In New York custody disputes, the weight given to a teenage child’s preferences can significantly impact the court’s decision. While the child’s input is considered, it’s not the sole determinant in custody proceedings. Judges take various factors into account, including the child’s age, maturity level, and ability to articulate their wishes. Additionally, the court evaluates the child’s relationship with each parent, their living arrangements, and overall well-being. While a teenager’s desires are taken seriously, the court ultimately prioritizes the child’s best interests.

In 2013, the Family Court awarded sole legal and physical custody of the parties’ child, a 17-year-old girl, to the father. This decision was affirmed by the court. In 2016, the mother initiated her third attempt at custody modification, seeking sole legal and physical custody. Despite objections from the child’s attorney, the Family Court conducted a full custody hearing without assessing if the mother had alleged a sufficient change in circumstances. Following the hearing, the Family Court concluded that the mother demonstrated changed circumstances justifying sole custody, stating it was in the child’s best interests. However, the court failed to provide a detailed explanation for its decision in the order, promising a full decision that was never issued.

The child, represented by her court-appointed attorney, appeals the Family Court’s decisions, arguing that the determinations of a change in circumstances and awarding custody to the mother lacked a solid and substantial basis in the record. Although the father hasn’t filed an appeal, he supports the child’s attorney’s position in his brief. The mother opposes the appeal.

Whether the teenage child’s stated preference should have been given more weight.

The Appellate Division criticized the lack of due consideration given to the child’s expressed preferences and ultimately awarded custody to the father.

The court criticized the Family Court’s handling of the case, especially its failure to analyze whether a change in circumstances existed between the second and third modification petitions. The court reasoned that even if the mother had successfully demonstrated a change in circumstances, her request for modification of the custody order was not in the child’s best interests.

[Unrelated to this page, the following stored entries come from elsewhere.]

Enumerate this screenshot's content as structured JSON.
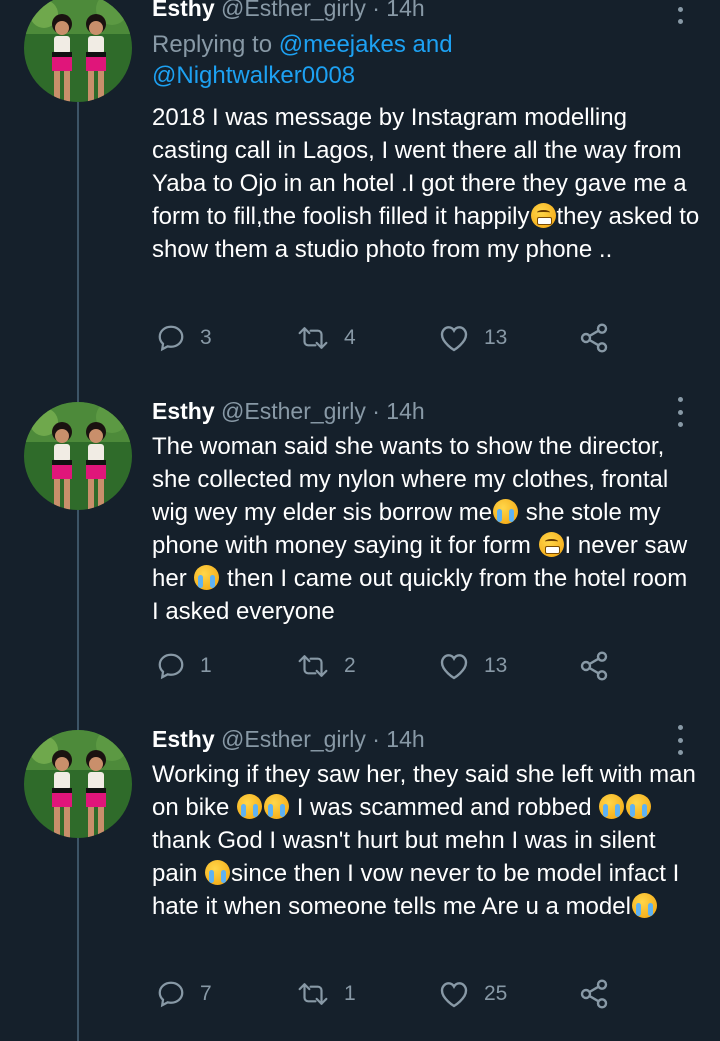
{
  "tweets": [
    {
      "name": "Esthy",
      "handle": "@Esther_girly",
      "dot": "·",
      "time": "14h",
      "replying_prefix": "Replying to",
      "replying_user1": "@meejakes",
      "replying_and": "and",
      "replying_user2": "@Nightwalker0008",
      "text_a": "2018 I was message by Instagram modelling casting call in Lagos, I went there all the way from Yaba to Ojo in an hotel .I got there they gave me a form to fill,the foolish filled it happily",
      "text_b": "they asked to show them a studio photo from my phone ..",
      "replies": "3",
      "retweets": "4",
      "likes": "13"
    },
    {
      "name": "Esthy",
      "handle": "@Esther_girly",
      "dot": "·",
      "time": "14h",
      "text_a": "The woman said she wants to show the director, she collected my nylon where my clothes, frontal wig wey my elder sis borrow me",
      "text_b": " she stole my phone with money saying it for form ",
      "text_c": "I never saw her ",
      "text_d": " then I came out quickly from the hotel room I asked everyone",
      "replies": "1",
      "retweets": "2",
      "likes": "13"
    },
    {
      "name": "Esthy",
      "handle": "@Esther_girly",
      "dot": "·",
      "time": "14h",
      "text_a": "Working if they saw her, they said she left with man on bike ",
      "text_b": " I was scammed and robbed ",
      "text_c": " thank God I wasn't hurt but mehn I was in silent pain ",
      "text_d": "since then I vow never to be model infact I hate it when someone tells me Are u a model",
      "replies": "7",
      "retweets": "1",
      "likes": "25"
    }
  ],
  "icons": {
    "reply": "reply-icon",
    "retweet": "retweet-icon",
    "like": "heart-icon",
    "share": "share-icon",
    "more": "more-icon",
    "emoji_cry": "loudly-crying-face-icon",
    "emoji_grimace": "confounded-face-icon"
  },
  "colors": {
    "background": "#15202b",
    "text": "#ffffff",
    "secondary": "#8899a6",
    "link": "#1da1f2",
    "thread_line": "#3d5466"
  }
}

The child had a well-established presence in her Brooklyn community, attending school there since second grade, surrounded by friends and family, and maintaining a stable home life with her father and paternal grandmother. The court emphasized the positive value of maintaining the status quo and acknowledged that the father actively engaged in the child’s education, participating in individualized education program meetings, securing a math tutor, and planning her transition to high school. The court contrasted this with the mother’s failure to demonstrate a commitment to the child’s schooling. It noted that the father provided a stable home environment, enrolled the child in a school where she excelled, and was proactive in addressing the child’s academic performance and behavior, particularly in completing homework.

The court concluded that the father’s custodial arrangement was in the child’s best interests, citing his demonstrated ability to provide stability, support the child’s education, and maintain a positive home environment.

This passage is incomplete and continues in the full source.